Get out the microscope, because we’re going through this poem line-by-line.
Lines 9-12
Or is it only the breeze, in its listlessness
Travelling across the wet mead to me here,
You being ever dissolved to wan wistlessness,
Heard no more again far or near?
- Now even more doubt creeps in. The speaker asks if it's possible that he's not hearing the voice of the woman. He thinks that maybe he's only hearing the voice of the wind.
- But interestingly, he's still addressing her (check out that "you" at the beginning of line 11). He's gonna talk to the dead woman whether she's real or imaginary.
- And the fact of her imaginariness echoes one of the most startling things about this stanza: the extensive triple rhymes of the words "listlessness" and "wistlessness." (We're pretty sure that Hardy made up this second word).
- Let's face it: these lines, like the fact that the speaker is talking to a dead woman, are ridiculous. And that's the point.
- So, we've got a "listless" (or lethargic) wind, traveling across a sad British landscape (for "mead," think meadow), and a dead woman who has "dissolved" to "wan wistlessness" (or something like pale melancholy), who will never be heard from again. Even the alliteration in this line is sad—those repeated W sounds just break our Shmoopy hearts just a little bit.

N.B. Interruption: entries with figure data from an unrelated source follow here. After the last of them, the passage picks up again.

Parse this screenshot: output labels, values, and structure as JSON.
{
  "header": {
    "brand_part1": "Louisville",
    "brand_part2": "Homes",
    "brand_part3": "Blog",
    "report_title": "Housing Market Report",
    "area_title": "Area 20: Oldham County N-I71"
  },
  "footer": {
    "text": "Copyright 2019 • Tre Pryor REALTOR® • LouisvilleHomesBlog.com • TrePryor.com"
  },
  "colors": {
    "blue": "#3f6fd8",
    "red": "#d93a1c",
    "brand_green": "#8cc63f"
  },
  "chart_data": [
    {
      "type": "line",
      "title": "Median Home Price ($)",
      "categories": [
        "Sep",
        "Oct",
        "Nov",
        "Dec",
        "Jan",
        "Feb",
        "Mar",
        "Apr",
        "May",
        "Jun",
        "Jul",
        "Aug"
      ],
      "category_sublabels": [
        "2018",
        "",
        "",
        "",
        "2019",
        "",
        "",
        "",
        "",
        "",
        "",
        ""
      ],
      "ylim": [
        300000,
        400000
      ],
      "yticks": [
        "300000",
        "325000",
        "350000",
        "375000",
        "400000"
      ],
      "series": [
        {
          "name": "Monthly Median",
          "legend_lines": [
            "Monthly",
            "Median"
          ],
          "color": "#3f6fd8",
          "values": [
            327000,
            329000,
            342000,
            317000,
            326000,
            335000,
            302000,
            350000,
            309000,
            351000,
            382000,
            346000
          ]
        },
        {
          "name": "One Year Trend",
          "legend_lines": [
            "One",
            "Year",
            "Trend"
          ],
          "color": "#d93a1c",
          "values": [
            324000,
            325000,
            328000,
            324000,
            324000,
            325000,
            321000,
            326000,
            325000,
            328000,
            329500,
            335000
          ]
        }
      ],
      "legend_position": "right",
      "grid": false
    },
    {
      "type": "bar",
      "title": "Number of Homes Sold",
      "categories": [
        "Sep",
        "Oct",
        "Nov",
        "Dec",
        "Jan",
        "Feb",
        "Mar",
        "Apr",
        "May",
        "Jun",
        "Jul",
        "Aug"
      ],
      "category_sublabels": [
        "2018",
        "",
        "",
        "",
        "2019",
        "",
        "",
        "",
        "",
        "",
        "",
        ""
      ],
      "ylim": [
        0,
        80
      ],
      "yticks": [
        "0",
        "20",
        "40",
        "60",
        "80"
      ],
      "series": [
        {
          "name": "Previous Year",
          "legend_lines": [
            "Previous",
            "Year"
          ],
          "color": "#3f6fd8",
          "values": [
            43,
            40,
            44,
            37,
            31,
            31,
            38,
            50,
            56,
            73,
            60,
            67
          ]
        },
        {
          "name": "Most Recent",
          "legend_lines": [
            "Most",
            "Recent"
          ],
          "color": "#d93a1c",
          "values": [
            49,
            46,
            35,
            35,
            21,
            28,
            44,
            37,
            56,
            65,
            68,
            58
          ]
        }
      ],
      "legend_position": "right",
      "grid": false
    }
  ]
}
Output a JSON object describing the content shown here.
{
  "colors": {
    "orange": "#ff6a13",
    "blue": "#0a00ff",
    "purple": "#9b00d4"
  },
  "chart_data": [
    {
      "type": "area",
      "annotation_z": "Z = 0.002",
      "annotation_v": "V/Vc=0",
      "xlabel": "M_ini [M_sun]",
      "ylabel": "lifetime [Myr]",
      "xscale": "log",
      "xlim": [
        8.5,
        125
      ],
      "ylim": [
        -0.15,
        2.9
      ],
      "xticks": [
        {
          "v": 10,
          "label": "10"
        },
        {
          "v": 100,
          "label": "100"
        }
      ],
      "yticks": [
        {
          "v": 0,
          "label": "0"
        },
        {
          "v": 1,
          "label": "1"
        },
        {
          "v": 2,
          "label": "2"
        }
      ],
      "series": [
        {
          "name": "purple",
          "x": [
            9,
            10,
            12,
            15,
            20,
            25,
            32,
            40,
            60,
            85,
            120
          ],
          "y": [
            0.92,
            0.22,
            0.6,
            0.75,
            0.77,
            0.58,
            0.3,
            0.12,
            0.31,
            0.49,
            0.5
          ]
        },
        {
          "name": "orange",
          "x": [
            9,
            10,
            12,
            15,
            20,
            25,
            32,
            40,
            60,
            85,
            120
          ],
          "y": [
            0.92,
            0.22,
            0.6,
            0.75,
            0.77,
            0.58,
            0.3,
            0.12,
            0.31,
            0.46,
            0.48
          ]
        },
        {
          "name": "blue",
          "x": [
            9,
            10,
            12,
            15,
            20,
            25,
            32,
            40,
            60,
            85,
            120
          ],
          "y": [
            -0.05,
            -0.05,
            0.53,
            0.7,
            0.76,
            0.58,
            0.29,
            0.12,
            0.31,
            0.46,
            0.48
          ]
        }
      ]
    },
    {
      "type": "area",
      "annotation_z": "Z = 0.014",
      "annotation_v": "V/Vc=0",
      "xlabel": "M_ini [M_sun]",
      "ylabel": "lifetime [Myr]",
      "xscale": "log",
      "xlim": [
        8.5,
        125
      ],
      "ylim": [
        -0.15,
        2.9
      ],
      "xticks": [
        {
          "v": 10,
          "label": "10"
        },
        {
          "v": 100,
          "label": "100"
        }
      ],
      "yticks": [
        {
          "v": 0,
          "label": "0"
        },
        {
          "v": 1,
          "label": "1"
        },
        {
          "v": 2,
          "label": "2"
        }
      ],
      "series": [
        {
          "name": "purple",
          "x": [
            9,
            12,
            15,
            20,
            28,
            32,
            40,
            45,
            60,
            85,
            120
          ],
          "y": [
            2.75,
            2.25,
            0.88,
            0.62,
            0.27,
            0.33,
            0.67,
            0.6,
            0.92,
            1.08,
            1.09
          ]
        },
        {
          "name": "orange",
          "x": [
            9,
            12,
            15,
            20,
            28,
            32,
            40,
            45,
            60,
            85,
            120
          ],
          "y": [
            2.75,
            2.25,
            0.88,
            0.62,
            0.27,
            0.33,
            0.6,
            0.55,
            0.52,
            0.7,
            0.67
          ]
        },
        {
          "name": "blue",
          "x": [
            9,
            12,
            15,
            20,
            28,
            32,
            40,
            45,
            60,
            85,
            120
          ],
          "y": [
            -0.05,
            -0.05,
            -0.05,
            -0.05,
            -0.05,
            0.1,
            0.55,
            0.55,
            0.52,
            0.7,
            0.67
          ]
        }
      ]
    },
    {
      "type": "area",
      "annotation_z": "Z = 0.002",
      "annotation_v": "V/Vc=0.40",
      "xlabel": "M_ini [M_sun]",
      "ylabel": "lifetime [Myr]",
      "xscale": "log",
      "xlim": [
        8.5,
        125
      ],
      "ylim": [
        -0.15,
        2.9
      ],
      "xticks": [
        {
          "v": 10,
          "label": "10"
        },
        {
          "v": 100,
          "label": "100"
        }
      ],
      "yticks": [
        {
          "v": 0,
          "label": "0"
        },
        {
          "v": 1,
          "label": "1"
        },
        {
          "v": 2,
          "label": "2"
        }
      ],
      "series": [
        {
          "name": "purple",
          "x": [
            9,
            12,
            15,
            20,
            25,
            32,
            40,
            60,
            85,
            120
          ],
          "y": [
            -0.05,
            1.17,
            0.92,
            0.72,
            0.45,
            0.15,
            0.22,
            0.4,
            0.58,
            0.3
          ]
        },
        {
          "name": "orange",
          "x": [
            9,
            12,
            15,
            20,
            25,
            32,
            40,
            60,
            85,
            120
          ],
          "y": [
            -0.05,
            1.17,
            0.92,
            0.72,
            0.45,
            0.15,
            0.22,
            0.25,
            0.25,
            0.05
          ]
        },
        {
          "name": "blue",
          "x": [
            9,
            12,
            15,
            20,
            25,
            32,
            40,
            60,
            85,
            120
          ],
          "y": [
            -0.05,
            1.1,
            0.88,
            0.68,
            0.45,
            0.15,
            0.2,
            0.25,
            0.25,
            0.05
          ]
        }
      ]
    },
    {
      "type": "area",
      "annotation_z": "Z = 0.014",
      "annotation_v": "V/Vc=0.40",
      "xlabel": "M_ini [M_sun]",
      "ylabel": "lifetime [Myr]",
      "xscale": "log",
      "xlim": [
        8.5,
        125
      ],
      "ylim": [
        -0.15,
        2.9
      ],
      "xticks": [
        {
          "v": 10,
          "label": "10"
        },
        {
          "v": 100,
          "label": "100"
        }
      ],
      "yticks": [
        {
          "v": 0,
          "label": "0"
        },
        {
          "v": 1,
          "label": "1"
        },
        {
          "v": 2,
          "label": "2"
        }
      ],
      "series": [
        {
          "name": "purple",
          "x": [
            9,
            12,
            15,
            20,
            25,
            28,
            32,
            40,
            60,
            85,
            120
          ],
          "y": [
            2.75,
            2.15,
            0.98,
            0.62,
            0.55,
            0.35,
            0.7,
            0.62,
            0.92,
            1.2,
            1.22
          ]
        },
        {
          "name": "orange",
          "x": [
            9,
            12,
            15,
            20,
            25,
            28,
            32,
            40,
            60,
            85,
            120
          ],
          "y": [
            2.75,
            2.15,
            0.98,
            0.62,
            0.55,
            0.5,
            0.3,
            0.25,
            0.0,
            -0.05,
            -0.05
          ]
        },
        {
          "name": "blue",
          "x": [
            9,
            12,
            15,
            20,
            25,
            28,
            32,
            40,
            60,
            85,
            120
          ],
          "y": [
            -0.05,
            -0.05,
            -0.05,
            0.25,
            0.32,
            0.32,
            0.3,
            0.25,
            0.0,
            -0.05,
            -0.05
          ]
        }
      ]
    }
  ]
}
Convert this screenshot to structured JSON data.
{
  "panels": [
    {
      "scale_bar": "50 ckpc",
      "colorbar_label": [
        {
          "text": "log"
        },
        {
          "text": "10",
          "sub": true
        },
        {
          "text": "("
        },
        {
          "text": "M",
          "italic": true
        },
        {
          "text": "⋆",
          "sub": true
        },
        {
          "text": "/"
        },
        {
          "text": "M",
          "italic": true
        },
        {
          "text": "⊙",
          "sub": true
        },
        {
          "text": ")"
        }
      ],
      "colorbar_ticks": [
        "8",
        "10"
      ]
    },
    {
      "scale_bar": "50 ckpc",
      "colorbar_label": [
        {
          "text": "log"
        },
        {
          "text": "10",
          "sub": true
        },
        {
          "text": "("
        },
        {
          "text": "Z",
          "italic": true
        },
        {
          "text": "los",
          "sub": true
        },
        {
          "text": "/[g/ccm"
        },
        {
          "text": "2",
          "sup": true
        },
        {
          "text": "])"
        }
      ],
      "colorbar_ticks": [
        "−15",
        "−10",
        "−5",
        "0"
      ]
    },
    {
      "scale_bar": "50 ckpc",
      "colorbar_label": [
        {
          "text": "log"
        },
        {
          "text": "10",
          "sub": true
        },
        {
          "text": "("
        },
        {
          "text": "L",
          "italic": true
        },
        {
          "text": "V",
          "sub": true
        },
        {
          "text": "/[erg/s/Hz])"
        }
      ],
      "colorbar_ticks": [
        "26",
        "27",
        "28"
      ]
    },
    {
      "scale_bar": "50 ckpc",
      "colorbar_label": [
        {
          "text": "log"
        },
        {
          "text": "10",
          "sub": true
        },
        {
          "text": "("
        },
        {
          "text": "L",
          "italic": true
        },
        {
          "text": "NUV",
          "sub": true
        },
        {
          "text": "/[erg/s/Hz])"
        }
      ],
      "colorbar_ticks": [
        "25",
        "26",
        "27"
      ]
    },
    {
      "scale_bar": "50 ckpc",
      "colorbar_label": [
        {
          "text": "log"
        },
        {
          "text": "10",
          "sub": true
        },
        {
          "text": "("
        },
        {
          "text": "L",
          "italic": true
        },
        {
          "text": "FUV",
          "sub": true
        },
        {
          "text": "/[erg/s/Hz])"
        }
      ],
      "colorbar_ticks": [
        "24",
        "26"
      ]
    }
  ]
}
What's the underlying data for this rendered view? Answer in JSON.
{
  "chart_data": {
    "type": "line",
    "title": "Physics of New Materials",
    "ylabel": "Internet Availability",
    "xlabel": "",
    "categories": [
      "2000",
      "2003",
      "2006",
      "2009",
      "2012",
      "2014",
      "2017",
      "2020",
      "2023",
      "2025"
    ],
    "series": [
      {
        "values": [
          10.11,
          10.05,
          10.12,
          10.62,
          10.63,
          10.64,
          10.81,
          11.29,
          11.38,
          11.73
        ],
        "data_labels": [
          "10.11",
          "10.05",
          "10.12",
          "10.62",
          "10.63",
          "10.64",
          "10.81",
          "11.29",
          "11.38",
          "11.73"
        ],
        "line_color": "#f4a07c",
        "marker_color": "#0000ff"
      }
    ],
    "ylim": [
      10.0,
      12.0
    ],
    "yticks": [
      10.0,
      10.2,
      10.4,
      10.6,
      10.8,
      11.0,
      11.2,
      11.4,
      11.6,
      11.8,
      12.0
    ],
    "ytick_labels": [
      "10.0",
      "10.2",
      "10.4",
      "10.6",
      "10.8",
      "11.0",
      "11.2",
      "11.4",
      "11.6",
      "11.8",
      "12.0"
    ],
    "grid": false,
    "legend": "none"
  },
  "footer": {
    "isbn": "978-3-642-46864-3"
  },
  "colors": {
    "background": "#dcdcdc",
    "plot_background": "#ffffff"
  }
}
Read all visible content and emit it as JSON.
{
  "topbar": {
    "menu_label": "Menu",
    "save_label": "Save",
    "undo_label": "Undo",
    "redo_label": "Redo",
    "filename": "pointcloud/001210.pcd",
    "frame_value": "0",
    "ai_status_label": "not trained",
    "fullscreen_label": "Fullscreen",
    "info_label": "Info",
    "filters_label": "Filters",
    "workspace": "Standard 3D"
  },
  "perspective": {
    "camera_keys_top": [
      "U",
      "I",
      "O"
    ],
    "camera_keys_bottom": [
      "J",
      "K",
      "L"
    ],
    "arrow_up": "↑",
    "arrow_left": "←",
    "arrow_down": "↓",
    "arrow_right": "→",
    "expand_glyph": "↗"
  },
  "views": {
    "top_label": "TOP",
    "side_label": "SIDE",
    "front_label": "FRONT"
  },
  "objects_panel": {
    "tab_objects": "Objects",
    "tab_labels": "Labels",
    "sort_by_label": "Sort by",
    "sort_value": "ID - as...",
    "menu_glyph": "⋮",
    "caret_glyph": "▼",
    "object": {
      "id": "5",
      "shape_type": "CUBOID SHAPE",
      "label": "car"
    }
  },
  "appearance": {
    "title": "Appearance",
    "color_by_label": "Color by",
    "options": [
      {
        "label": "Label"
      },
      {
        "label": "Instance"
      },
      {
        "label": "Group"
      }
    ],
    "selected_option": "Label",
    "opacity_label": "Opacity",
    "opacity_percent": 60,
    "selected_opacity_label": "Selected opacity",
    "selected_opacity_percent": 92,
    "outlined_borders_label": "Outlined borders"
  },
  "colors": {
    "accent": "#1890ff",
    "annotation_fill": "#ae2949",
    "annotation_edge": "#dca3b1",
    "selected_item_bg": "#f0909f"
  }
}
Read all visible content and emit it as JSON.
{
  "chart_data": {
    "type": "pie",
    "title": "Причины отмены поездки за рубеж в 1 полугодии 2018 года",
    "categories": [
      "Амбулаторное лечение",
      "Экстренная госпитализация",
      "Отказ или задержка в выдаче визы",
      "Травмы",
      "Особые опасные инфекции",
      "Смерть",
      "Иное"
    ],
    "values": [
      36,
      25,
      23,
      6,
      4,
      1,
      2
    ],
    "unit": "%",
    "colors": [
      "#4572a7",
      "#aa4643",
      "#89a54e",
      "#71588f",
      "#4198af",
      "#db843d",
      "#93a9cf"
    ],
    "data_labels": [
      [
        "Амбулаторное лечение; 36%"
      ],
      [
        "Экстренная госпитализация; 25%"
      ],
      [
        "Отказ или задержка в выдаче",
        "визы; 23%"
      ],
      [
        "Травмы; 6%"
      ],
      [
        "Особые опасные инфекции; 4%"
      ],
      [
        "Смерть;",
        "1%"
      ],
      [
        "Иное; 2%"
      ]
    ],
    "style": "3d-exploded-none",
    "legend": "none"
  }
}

- It seems that the ghost has been replaced by the most pathetic breeze imaginable. There is no woman calling, just the lame wind. Thanks for the good cheer there, Hardy.
- And to top it all off: the meter starts to break down in line 12. While most even-numbered lines have 10 syllables, line 12 has just 8 syllables. It's as if the speaker stops short, and can't be bothered to keep to the meter anymore. (Check out "Form and Meter" for more deets on this.) He's just so sad.